Stream: Coq users

Topic: Stuck on Seemingly Trivial Lemma


view this post on Zulip Julia Dijkstra (Dec 20 2023 at 05:47):

I am trying to prove the following lemma:

Lemma inner_rev: forall {X: Type} (l: list X) x, x :: l ++ [x] = rev (x :: l ++ [x]) -> l = rev l.

I got stuck on part of this where I needed the following:

Lemma app_tail_inj: forall {X: Type} (l l1 l2: list X), l1 ++ l = l2 ++ l -> l1 = l2.
Proof.
  induction l.
  - intros. repeat rewrite app_nil_r in H. apply H.
  - intros. apply IHl. Abort.

It feels like this should be possible with something like injection, but that doesn't work with how app is defined. Any ideas? I am left with the following proof-state:

X : Type
x : X
l : list X
IHl : forall l1 l2 : list X, l1 ++ l = l2 ++ l -> l1 = l2
l1, l2 : list X
H : l1 ++ x :: l = l2 ++ x :: l

(1 / 1)
l1 ++ l = l2 ++ l

view this post on Zulip Quentin VERMANDE (Dec 20 2023 at 06:58):

x is in the middle of your lists, so it will be difficult to get rid of. The induction on l1 should work, since you will end up with a hypothesis like x :: l1 ++ l = y :: l2 ++ l, which you can work with.

view this post on Zulip Julia Dijkstra (Dec 20 2023 at 08:14):

:/ I seem to have been going in circles for hours now. I can make it depend on other lemmas, but those again run into the same issue of not being able to discriminate append.

view this post on Zulip Quentin VERMANDE (Dec 20 2023 at 08:28):

Did you get stuck when trying to start your proof by an induction on l1 instead of l ?

view this post on Zulip Gaëtan Gilbert (Dec 20 2023 at 08:32):

I got stuck on part of this where I needed the following:

that's List.app_inv_tail, you can look at its proof here https://github.com/coq/coq/blob/36e43a08eadccc544c8550e8e760d2a4ae7efb92/theories/Lists/List.v#L250-L257

view this post on Zulip Gaëtan Gilbert (Dec 20 2023 at 08:34):

there's probably an alternative proof by doing induction l1;destruct l2, then when they don't match (eg in the case where your hypothesis is x :: tl1 ++ l = [] ++ l) using app_length to get the contradiction

view this post on Zulip Julia Dijkstra (Dec 20 2023 at 09:21):

I have reduced it as far as I could and I genuinely am about to give up. I Admitted on this lemma, because honestly it seems like you need to prove the universe for this one problem.
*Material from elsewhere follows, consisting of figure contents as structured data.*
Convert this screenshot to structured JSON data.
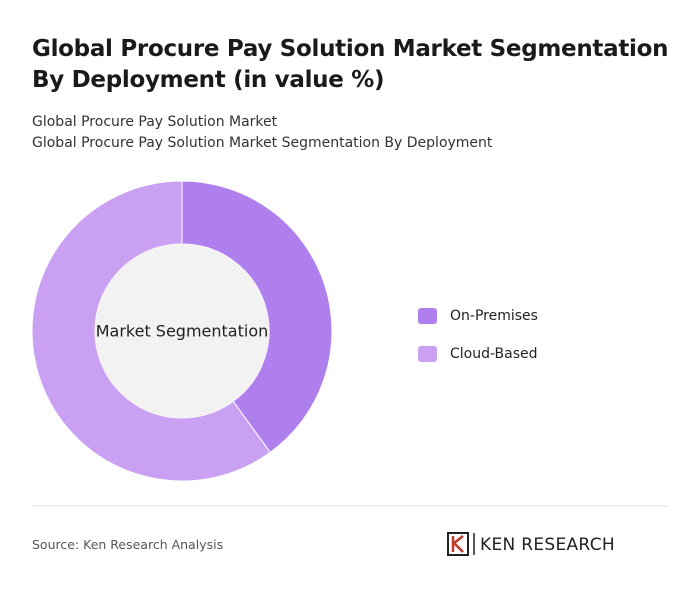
{
  "chart_data": {
    "type": "donut",
    "title": "Global Procure Pay Solution Market Segmentation By Deployment (in value %)",
    "subtitle": [
      "Global Procure Pay Solution Market",
      "Global Procure Pay Solution Market Segmentation By Deployment"
    ],
    "center_label": "Market Segmentation",
    "categories": [
      "On-Premises",
      "Cloud-Based"
    ],
    "values": [
      40,
      60
    ],
    "colors": [
      "#b07fee",
      "#caa0f3"
    ],
    "source": "Source: Ken Research Analysis",
    "logo": "KEN RESEARCH"
  }
}
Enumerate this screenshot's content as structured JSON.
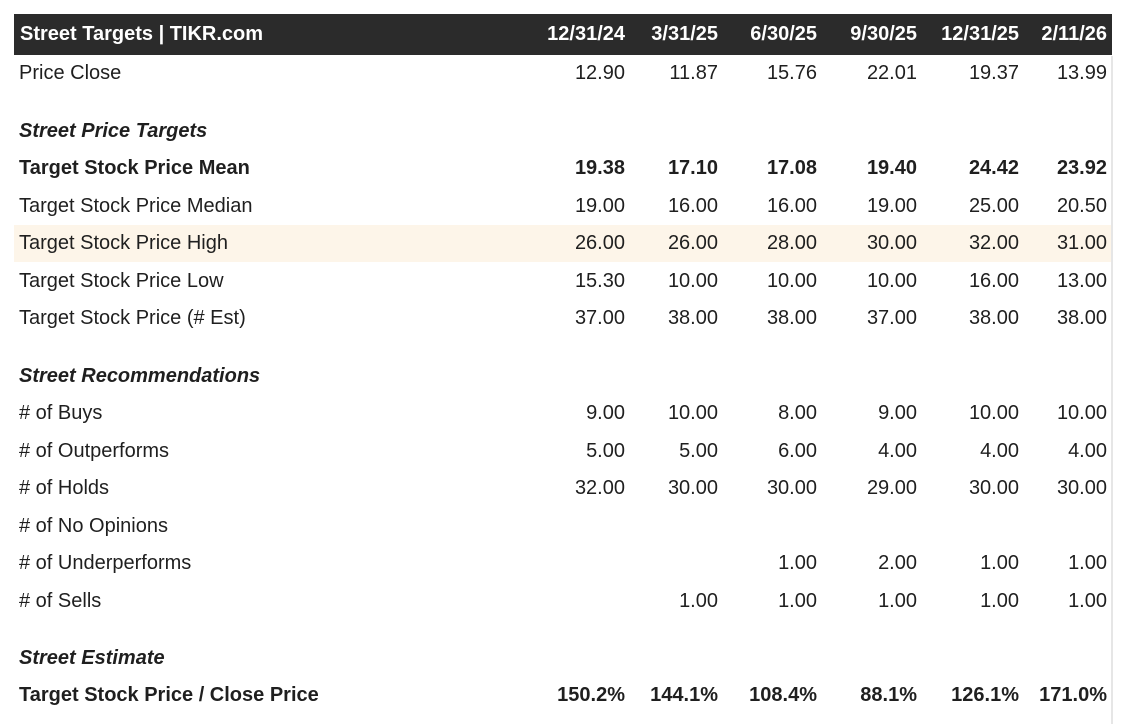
{
  "header": {
    "title": "Street Targets | TIKR.com",
    "dates": [
      "12/31/24",
      "3/31/25",
      "6/30/25",
      "9/30/25",
      "12/31/25",
      "2/11/26"
    ]
  },
  "rows": {
    "price_close": {
      "label": "Price Close",
      "values": [
        "12.90",
        "11.87",
        "15.76",
        "22.01",
        "19.37",
        "13.99"
      ]
    },
    "sec_targets": {
      "label": "Street Price Targets"
    },
    "target_mean": {
      "label": "Target Stock Price Mean",
      "values": [
        "19.38",
        "17.10",
        "17.08",
        "19.40",
        "24.42",
        "23.92"
      ]
    },
    "target_median": {
      "label": "Target Stock Price Median",
      "values": [
        "19.00",
        "16.00",
        "16.00",
        "19.00",
        "25.00",
        "20.50"
      ]
    },
    "target_high": {
      "label": "Target Stock Price High",
      "values": [
        "26.00",
        "26.00",
        "28.00",
        "30.00",
        "32.00",
        "31.00"
      ]
    },
    "target_low": {
      "label": "Target Stock Price Low",
      "values": [
        "15.30",
        "10.00",
        "10.00",
        "10.00",
        "16.00",
        "13.00"
      ]
    },
    "target_est": {
      "label": "Target Stock Price (# Est)",
      "values": [
        "37.00",
        "38.00",
        "38.00",
        "37.00",
        "38.00",
        "38.00"
      ]
    },
    "sec_recs": {
      "label": "Street Recommendations"
    },
    "buys": {
      "label": "# of Buys",
      "values": [
        "9.00",
        "10.00",
        "8.00",
        "9.00",
        "10.00",
        "10.00"
      ]
    },
    "outperforms": {
      "label": "# of Outperforms",
      "values": [
        "5.00",
        "5.00",
        "6.00",
        "4.00",
        "4.00",
        "4.00"
      ]
    },
    "holds": {
      "label": "# of Holds",
      "values": [
        "32.00",
        "30.00",
        "30.00",
        "29.00",
        "30.00",
        "30.00"
      ]
    },
    "no_opinions": {
      "label": "# of No Opinions",
      "values": [
        "",
        "",
        "",
        "",
        "",
        ""
      ]
    },
    "underperforms": {
      "label": "# of Underperforms",
      "values": [
        "",
        "",
        "1.00",
        "2.00",
        "1.00",
        "1.00"
      ]
    },
    "sells": {
      "label": "# of Sells",
      "values": [
        "",
        "1.00",
        "1.00",
        "1.00",
        "1.00",
        "1.00"
      ]
    },
    "sec_estimate": {
      "label": "Street Estimate"
    },
    "target_close": {
      "label": "Target Stock Price / Close Price",
      "values": [
        "150.2%",
        "144.1%",
        "108.4%",
        "88.1%",
        "126.1%",
        "171.0%"
      ]
    }
  },
  "colors": {
    "header_bg": "#2b2b2b",
    "highlight_row": "#fdf5e9",
    "text": "#1f1f1f"
  }
}
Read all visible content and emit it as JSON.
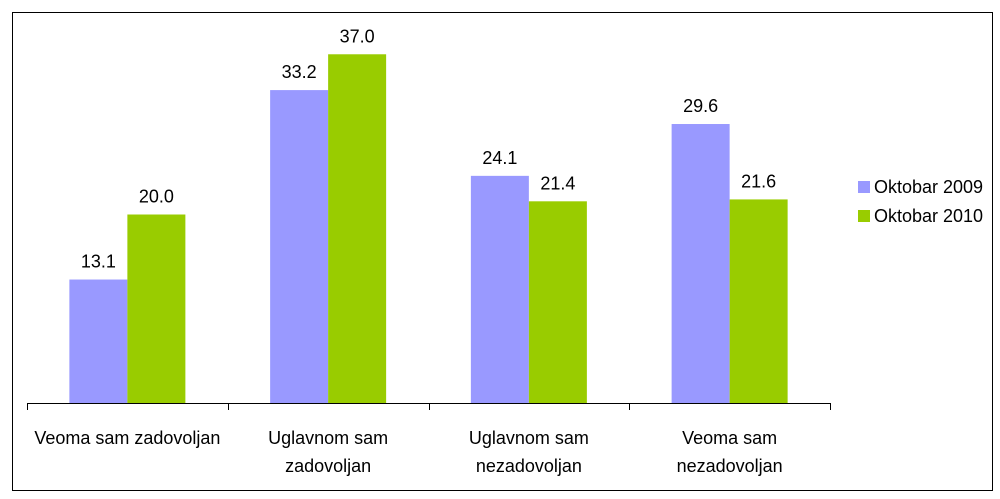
{
  "chart_data": {
    "type": "bar",
    "categories": [
      "Veoma sam zadovoljan",
      "Uglavnom sam zadovoljan",
      "Uglavnom sam nezadovoljan",
      "Veoma sam nezadovoljan"
    ],
    "series": [
      {
        "name": "Oktobar 2009",
        "color": "#9999ff",
        "values": [
          13.1,
          33.2,
          24.1,
          29.6
        ],
        "value_labels": [
          "13.1",
          "33.2",
          "24.1",
          "29.6"
        ]
      },
      {
        "name": "Oktobar 2010",
        "color": "#99cc00",
        "values": [
          20,
          37,
          21.4,
          21.6
        ],
        "value_labels": [
          "20.0",
          "37.0",
          "21.4",
          "21.6"
        ]
      }
    ],
    "ylim": [
      0,
      40
    ],
    "legend": "right"
  }
}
Lemma app_length_trans: forall {X: Type} (l1 l2 l: list X), l1 ++ l = l2 ++ l -> length l1 = length l2.

view this post on Zulip Gaëtan Gilbert (Dec 20 2023 at 09:26):

from l1 ++ l = l2 ++ l you get length (l1 ++ l) = length (l2 ++ l)
then rewrite app_length gets you length l1 + length l = length l2 + length l
then cancellation of nat addition gets you the goal

view this post on Zulip Julia Dijkstra (Dec 20 2023 at 09:26):

(deleted)

view this post on Zulip Dominique Larchey-Wendling (Dec 20 2023 at 18:55):

Trick 1: use List.rev and its properties. Or trick 2: proceed by induction from the tail of the list, aka snoc induction.


Last updated: Jun 23 2024 at 05:02 UTC